What actually would be the benefit of supporting more cores for players?
Currently on consumer hardware the AMD Ryzen 9 7950X3D as being the choise on high end systems has 16 actual cores. Intels i9 14900k has 24 cores (16 "efficient cores", 8 "performance cores"). Threads don't count as the Threadripper even has 192.
Many people complain they cannot run the game properly on their 2017s hardware with GTX GPUs on 8 cores, so people using a Threadripper or other server CPUs for gaming is the niche of the niche and most games, consumer simulations or applications don't even come close to utilize even 64 cores, so saying the game uses "just" 64 cores is pretty dull imho (even in the video they appreciate that it's actually using 64 cores). I don't even know a single game which comes close to this level.

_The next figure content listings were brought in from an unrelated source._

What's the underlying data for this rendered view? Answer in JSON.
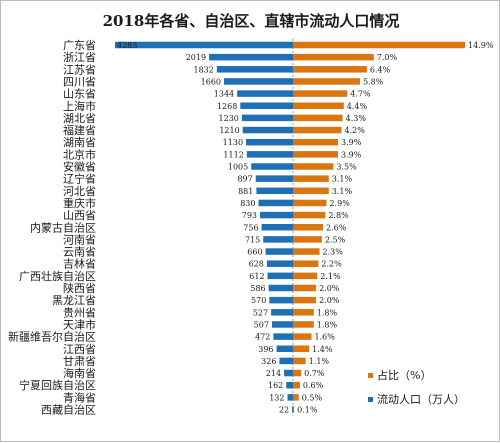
{
  "chart_data": {
    "type": "bar",
    "title": "2018年各省、自治区、直辖市流动人口情况",
    "categories": [
      "广东省",
      "浙江省",
      "江苏省",
      "四川省",
      "山东省",
      "上海市",
      "湖北省",
      "福建省",
      "湖南省",
      "北京市",
      "安徽省",
      "辽宁省",
      "河北省",
      "重庆市",
      "山西省",
      "内蒙古自治区",
      "河南省",
      "云南省",
      "吉林省",
      "广西壮族自治区",
      "陕西省",
      "黑龙江省",
      "贵州省",
      "天津市",
      "新疆维吾尔自治区",
      "江西省",
      "甘肃省",
      "海南省",
      "宁夏回族自治区",
      "青海省",
      "西藏自治区"
    ],
    "series": [
      {
        "name": "流动人口（万人）",
        "color": "#1f6fb5",
        "values": [
          4283,
          2019,
          1832,
          1660,
          1344,
          1268,
          1230,
          1210,
          1130,
          1112,
          1005,
          897,
          881,
          830,
          793,
          756,
          715,
          660,
          628,
          612,
          586,
          570,
          527,
          507,
          472,
          396,
          326,
          214,
          162,
          132,
          22
        ],
        "labels": [
          "4283",
          "2019",
          "1832",
          "1660",
          "1344",
          "1268",
          "1230",
          "1210",
          "1130",
          "1112",
          "1005",
          "897",
          "881",
          "830",
          "793",
          "756",
          "715",
          "660",
          "628",
          "612",
          "586",
          "570",
          "527",
          "507",
          "472",
          "396",
          "326",
          "214",
          "162",
          "132",
          "22"
        ]
      },
      {
        "name": "占比（%）",
        "color": "#d9760f",
        "values": [
          14.9,
          7.0,
          6.4,
          5.8,
          4.7,
          4.4,
          4.3,
          4.2,
          3.9,
          3.9,
          3.5,
          3.1,
          3.1,
          2.9,
          2.8,
          2.6,
          2.5,
          2.3,
          2.2,
          2.1,
          2.0,
          2.0,
          1.8,
          1.8,
          1.6,
          1.4,
          1.1,
          0.7,
          0.6,
          0.5,
          0.1
        ],
        "labels": [
          "14.9%",
          "7.0%",
          "6.4%",
          "5.8%",
          "4.7%",
          "4.4%",
          "4.3%",
          "4.2%",
          "3.9%",
          "3.9%",
          "3.5%",
          "3.1%",
          "3.1%",
          "2.9%",
          "2.8%",
          "2.6%",
          "2.5%",
          "2.3%",
          "2.2%",
          "2.1%",
          "2.0%",
          "2.0%",
          "1.8%",
          "1.8%",
          "1.6%",
          "1.4%",
          "1.1%",
          "0.7%",
          "0.6%",
          "0.5%",
          "0.1%"
        ]
      }
    ],
    "legend": {
      "position": "bottom-right",
      "entries": [
        "占比（%）",
        "流动人口（万人）"
      ]
    },
    "grid": false
  }
}
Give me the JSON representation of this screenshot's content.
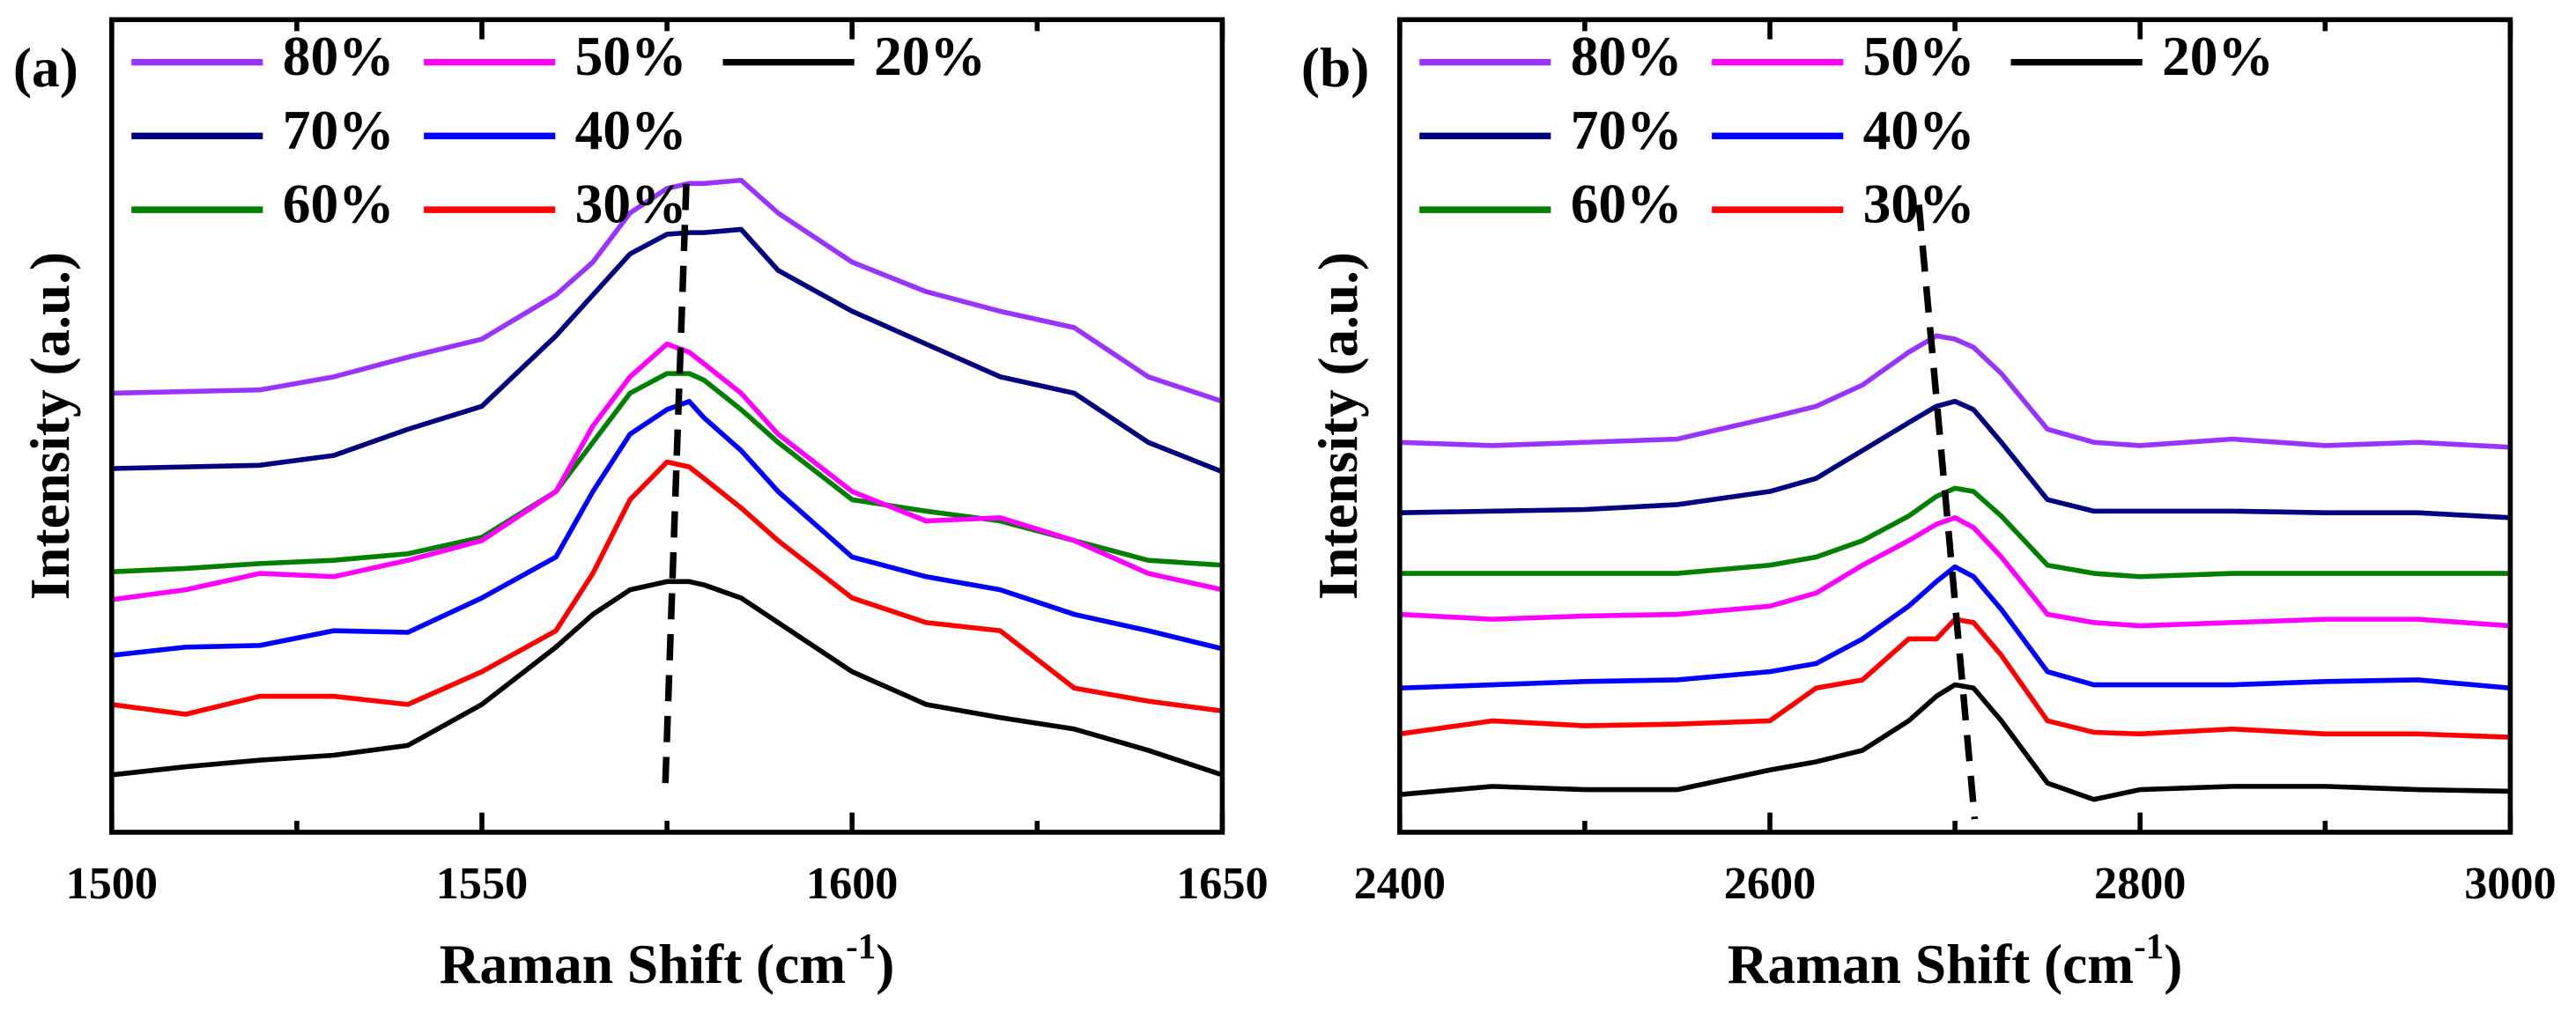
{
  "chart_data": [
    {
      "type": "line",
      "panel_label": "(a)",
      "ylabel": "Intensity (a.u.)",
      "xlabel_parts": [
        "Raman Shift (cm",
        "-1",
        ")"
      ],
      "xlim": [
        1500,
        1650
      ],
      "xticks": [
        1500,
        1550,
        1600,
        1650
      ],
      "xminor": [
        1525,
        1575,
        1625
      ],
      "ylim": [
        0,
        496
      ],
      "legend": "top",
      "x": [
        1500,
        1510,
        1520,
        1530,
        1540,
        1550,
        1560,
        1565,
        1570,
        1575,
        1578,
        1580,
        1585,
        1590,
        1600,
        1610,
        1620,
        1630,
        1640,
        1650
      ],
      "series": [
        {
          "name": "80%",
          "color": "#9933ff",
          "values": [
            268,
            269,
            270,
            278,
            290,
            301,
            328,
            348,
            378,
            393,
            396,
            396,
            398,
            378,
            348,
            330,
            318,
            308,
            278,
            263
          ]
        },
        {
          "name": "70%",
          "color": "#000080",
          "values": [
            222,
            223,
            224,
            230,
            246,
            260,
            303,
            328,
            353,
            365,
            366,
            366,
            368,
            343,
            318,
            298,
            278,
            268,
            238,
            220
          ]
        },
        {
          "name": "60%",
          "color": "#008000",
          "values": [
            159,
            161,
            164,
            166,
            170,
            180,
            208,
            238,
            268,
            280,
            280,
            276,
            258,
            238,
            203,
            196,
            190,
            178,
            166,
            163
          ]
        },
        {
          "name": "50%",
          "color": "#ff00ff",
          "values": [
            142,
            148,
            158,
            156,
            166,
            178,
            208,
            248,
            278,
            298,
            293,
            286,
            268,
            243,
            208,
            190,
            192,
            178,
            158,
            148
          ]
        },
        {
          "name": "40%",
          "color": "#0000ff",
          "values": [
            108,
            113,
            114,
            123,
            122,
            143,
            168,
            208,
            243,
            258,
            263,
            253,
            233,
            208,
            168,
            156,
            148,
            133,
            123,
            112
          ]
        },
        {
          "name": "30%",
          "color": "#ff0000",
          "values": [
            78,
            72,
            83,
            83,
            78,
            98,
            123,
            158,
            203,
            226,
            223,
            216,
            198,
            178,
            143,
            128,
            123,
            88,
            80,
            74
          ]
        },
        {
          "name": "20%",
          "color": "#000000",
          "values": [
            35,
            40,
            44,
            47,
            53,
            78,
            113,
            133,
            148,
            153,
            153,
            151,
            143,
            128,
            98,
            78,
            70,
            63,
            50,
            35
          ]
        }
      ]
    },
    {
      "type": "line",
      "panel_label": "(b)",
      "ylabel": "Intensity (a.u.)",
      "xlabel_parts": [
        "Raman Shift (cm",
        "-1",
        ")"
      ],
      "xlim": [
        2400,
        3000
      ],
      "xticks": [
        2400,
        2600,
        2800,
        3000
      ],
      "xminor": [
        2500,
        2700,
        2900
      ],
      "ylim": [
        0,
        496
      ],
      "legend": "top",
      "x": [
        2400,
        2450,
        2500,
        2550,
        2600,
        2625,
        2650,
        2675,
        2690,
        2700,
        2710,
        2725,
        2750,
        2775,
        2800,
        2850,
        2900,
        2950,
        3000
      ],
      "series": [
        {
          "name": "80%",
          "color": "#9933ff",
          "values": [
            238,
            236,
            238,
            240,
            253,
            260,
            273,
            293,
            303,
            301,
            296,
            280,
            246,
            238,
            236,
            240,
            236,
            238,
            235
          ]
        },
        {
          "name": "70%",
          "color": "#000080",
          "values": [
            195,
            196,
            197,
            200,
            208,
            216,
            233,
            250,
            260,
            263,
            258,
            238,
            203,
            196,
            196,
            196,
            195,
            195,
            192
          ]
        },
        {
          "name": "60%",
          "color": "#008000",
          "values": [
            158,
            158,
            158,
            158,
            163,
            168,
            178,
            193,
            205,
            210,
            208,
            193,
            163,
            158,
            156,
            158,
            158,
            158,
            158
          ]
        },
        {
          "name": "50%",
          "color": "#ff00ff",
          "values": [
            133,
            130,
            132,
            133,
            138,
            146,
            163,
            178,
            188,
            192,
            186,
            168,
            133,
            128,
            126,
            128,
            130,
            130,
            126
          ]
        },
        {
          "name": "40%",
          "color": "#0000ff",
          "values": [
            88,
            90,
            92,
            93,
            98,
            103,
            118,
            138,
            153,
            162,
            156,
            136,
            98,
            90,
            90,
            90,
            92,
            93,
            88
          ]
        },
        {
          "name": "30%",
          "color": "#ff0000",
          "values": [
            60,
            68,
            65,
            66,
            68,
            88,
            93,
            118,
            118,
            130,
            128,
            108,
            68,
            61,
            60,
            63,
            60,
            60,
            58
          ]
        },
        {
          "name": "20%",
          "color": "#000000",
          "values": [
            23,
            28,
            26,
            26,
            38,
            43,
            50,
            68,
            83,
            90,
            88,
            68,
            30,
            20,
            26,
            28,
            28,
            26,
            25
          ]
        }
      ]
    }
  ]
}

"they should just turn it into an api compatible fully bespoke unity replacement at this point"
"just" probably means another 2 years of development plus testing cross platforms ( keep in mind that the same build still has to run on Xbox Series which means additional testing of something bespoke on hardware not as easy to test using the dev kit only (ask Asobo how that went when it comes down to WASM support which went just fine on PC but not at all on Xbox OS...)) on a core team of maybe to who deal with that stuff to accommodate the needs of 0.005% of all players for the next 10+ years.
Outside of university and research things have to have a real value and have to be economic. It would be just a waste of development time and resources to care about this just to say "we can run on an infinite amount of cores for basically no reason!". More important is to make the simulation run as smoothly as possible for the other 99,995% of players because they actually pay the bills.